Question

A recent survey found that about 72.5% of all gasoline purchases at a certain service station chain are paid with a credit or debit card. If 300 gasoline purchases completed at this chain are randomly selected, find the probability that at most 210 of those purchases are paid with a credit or debit card.

Answer 1

18.28% probability that at most 210 of those purchases are paid with a credit or debit card.

Explanation:

Binomial probability distribution

Probability of exactly x sucesses on n repeated trials, with p probability.

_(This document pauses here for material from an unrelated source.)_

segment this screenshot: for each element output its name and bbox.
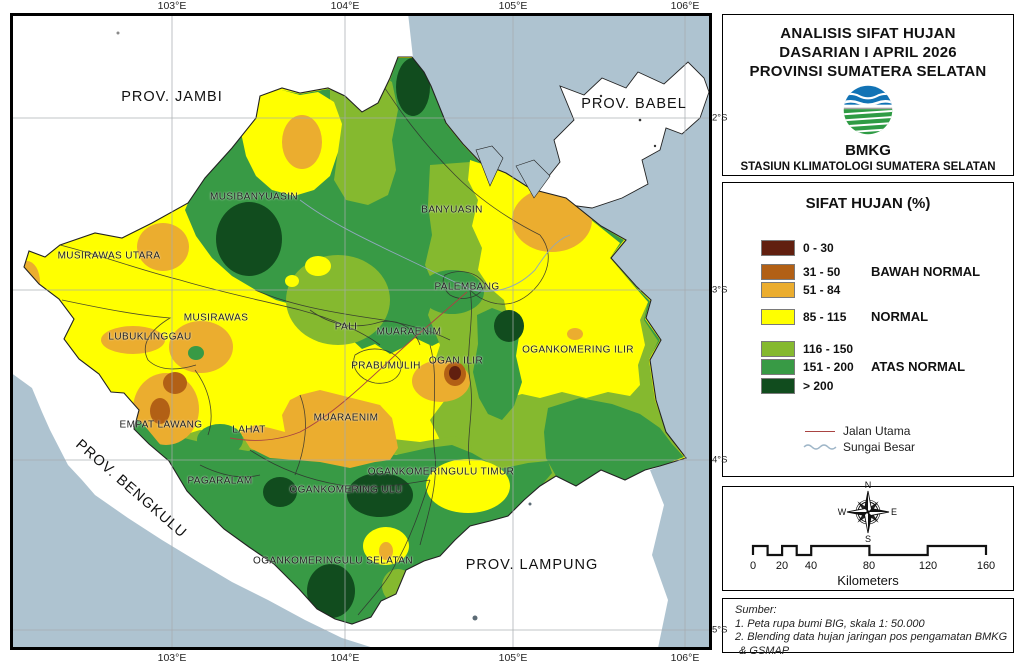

Can be approximated to a normal distribution, using the expected value and the standard deviation.

The expected value of the binomial distribution is:

`E(X) = np`

The standard deviation of the binomial distribution is:

`√(V(X)) = √(np(1-p))`

Normal probability distribution

Problems of normally distributed samples can be solved using the z-score formula.

In a set with mean
`\mu` and standard deviation
`\sigma`, the zscore of a measure X is given by:

`Z = (X - \mu)/(\sigma)`

The Z-score measures how many standard deviations the measure is from the mean. After finding the Z-score, we look at the z-score table and find the p-value associated with this z-score. This p-value is the probability that the value of the measure is smaller than X, that is, the percentile of X. Subtracting 1 by the pvalue, we get the probability that the value of the measure is greater than X.

When we are approximating a binomial distribution to a normal one, we have that
`\mu = E(X)`,
`\sigma = √(V(X))`.

In this problem, we have that:

`n = 300, p = 0.725`

So

`\mu = E(X) = np = 300*0.725 = 217.5`

`\sigma = √(V(X)) = √(np(1-p)) = √(300*0.725*0.275) = 7.7339`

Find the probability that at most 210 of those purchases are paid with a credit or debit card.

Using continuity correction, this is
`P(X \leq 210 + 0.5) = P(X \leq 210.5)`, which is 1 subtracted by the pvalue of Z when X = 210.5. So

`Z = (X - \mu)/(\sigma)`

`Z = (210.5 - 217.5)/(7.7339)`

`Z = -0.905`

`Z = -0.905` has a pvalue of 0.1828

18.28% probability that at most 210 of those purchases are paid with a credit or debit card.